A damage mechanics analysis was used to derive the energy release rate associated with matrix cracking and average stress of cracked plies. Matrix crack density as function of laminate stress was predicted based on both energy and average stress criteria. Laminate strain increment caused by matrix cracking was also derived as a function of applied laminate stress and matrix crack density, and the relation between laminate stress and strain could be predicted considering matrix cracking.Microscopic damage progress under static tensile loading was observed to study the effect of matrix resin, stacking sequence and temperature, experimentally. The analytical prediction of matrix crack behavior and the relation between laminate stress and strain were compared with the experimental results obtained. Analytical predictions for matrix crack behavior were in good agreement with experimental results. However, analytical prediction underestimated the laminate stress, because strain increment associated with matrix crack opening displacement is overestimated in this analysis. An advantage of the present predictive method is that it can be applied to laminates with arbitrary stacking sequences.Microscopic damage progress behavior in quasi-isotropic CFRP laminates under fatigue tensile loading was also observed. The effect of stacking sequence on microscopic damages was investigated. Damage mechanics analysis was used to derive the energy release rate associated with matrix cracking. Matrix cracking behavior was modeled using modified Paris-law approach.Microscopic damage progress in cross-ply laminates under thermal fatigue loading was also investigated. Matrix cracks initiated in both O° and 90° plies and the number of cracks increased as the number of cycles increased. It was found that modified Paris law approach was effective far thin plies and average stress approach was effective for thick plies.

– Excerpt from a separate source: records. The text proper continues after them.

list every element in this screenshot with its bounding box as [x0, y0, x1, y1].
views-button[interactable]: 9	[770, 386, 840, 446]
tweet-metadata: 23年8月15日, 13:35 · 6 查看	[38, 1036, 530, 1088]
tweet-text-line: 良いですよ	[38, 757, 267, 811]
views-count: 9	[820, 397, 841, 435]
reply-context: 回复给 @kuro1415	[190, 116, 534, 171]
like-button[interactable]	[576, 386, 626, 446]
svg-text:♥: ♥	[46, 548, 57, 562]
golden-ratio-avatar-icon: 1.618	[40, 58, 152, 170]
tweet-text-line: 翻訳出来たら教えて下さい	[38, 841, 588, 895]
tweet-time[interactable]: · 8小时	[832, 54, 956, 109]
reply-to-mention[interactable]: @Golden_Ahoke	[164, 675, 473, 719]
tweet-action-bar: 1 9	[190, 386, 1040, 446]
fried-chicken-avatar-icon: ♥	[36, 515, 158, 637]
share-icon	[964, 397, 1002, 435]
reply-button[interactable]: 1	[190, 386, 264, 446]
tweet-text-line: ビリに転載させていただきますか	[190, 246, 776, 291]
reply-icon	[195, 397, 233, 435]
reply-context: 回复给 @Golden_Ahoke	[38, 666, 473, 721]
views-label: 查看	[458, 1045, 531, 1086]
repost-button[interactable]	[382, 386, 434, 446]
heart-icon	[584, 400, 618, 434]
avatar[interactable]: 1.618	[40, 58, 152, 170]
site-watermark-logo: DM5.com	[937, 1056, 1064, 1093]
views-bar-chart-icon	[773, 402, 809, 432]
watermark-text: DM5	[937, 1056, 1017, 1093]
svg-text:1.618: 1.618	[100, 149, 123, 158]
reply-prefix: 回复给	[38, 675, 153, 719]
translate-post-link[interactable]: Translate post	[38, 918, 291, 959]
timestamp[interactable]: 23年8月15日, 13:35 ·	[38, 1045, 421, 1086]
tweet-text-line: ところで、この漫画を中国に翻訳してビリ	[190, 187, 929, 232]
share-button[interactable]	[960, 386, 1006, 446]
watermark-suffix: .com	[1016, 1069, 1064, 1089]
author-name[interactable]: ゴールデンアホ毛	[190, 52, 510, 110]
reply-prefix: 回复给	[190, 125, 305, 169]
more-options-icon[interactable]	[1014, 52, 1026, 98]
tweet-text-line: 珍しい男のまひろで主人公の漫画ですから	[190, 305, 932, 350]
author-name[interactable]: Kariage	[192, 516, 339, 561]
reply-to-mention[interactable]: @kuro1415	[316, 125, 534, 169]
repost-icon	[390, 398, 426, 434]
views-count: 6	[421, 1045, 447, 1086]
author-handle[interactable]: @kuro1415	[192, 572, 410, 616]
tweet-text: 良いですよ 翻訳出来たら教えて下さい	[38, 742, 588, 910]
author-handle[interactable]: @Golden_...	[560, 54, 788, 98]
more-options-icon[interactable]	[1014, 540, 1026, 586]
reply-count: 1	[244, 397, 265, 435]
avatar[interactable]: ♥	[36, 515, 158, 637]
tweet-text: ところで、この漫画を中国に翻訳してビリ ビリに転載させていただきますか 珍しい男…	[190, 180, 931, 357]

采用损伤力学分析方法，推导出与基体开裂和开裂层平均应力相关的能量释放率。基于能量准则和平均应力准则预测了基体裂纹密度随层合板应力的变化。通过对基体开裂引起的层合板应变增量与层合板应力和基体裂纹密度的关系进行推导，预测了基体开裂引起的层合板应力应变关系，并通过静态拉伸试验观察了基体树脂、铺层顺序和温度对层合板损伤的影响。对基体裂纹行为和层合板应力应变关系的解析预测与实验结果进行了比较。基体裂纹行为的分析预测与实验结果吻合良好。然而，分析预测低估了层压应力，因为应变增量与基体裂纹张开位移是高估了在这个分析。该方法的优点是可以适用于任意铺层顺序的层合板，并观察了准各向同性CFRP层合板在疲劳拉伸载荷下的细观损伤发展行为。研究了叠层顺序对微观损伤的影响。采用损伤力学分析方法推导了基体开裂时的能量释放率。采用修正的Paris-law方法模拟了基体开裂行为，研究了热疲劳载荷作用下正交铺设层合板的细观损伤过程。基体裂纹在0 °和90°铺层中均萌生，裂纹数量随循环次数的增加而增加。结果表明，修正的巴黎定律法适用于较薄的铺层，平均应力法适用于较厚的铺层。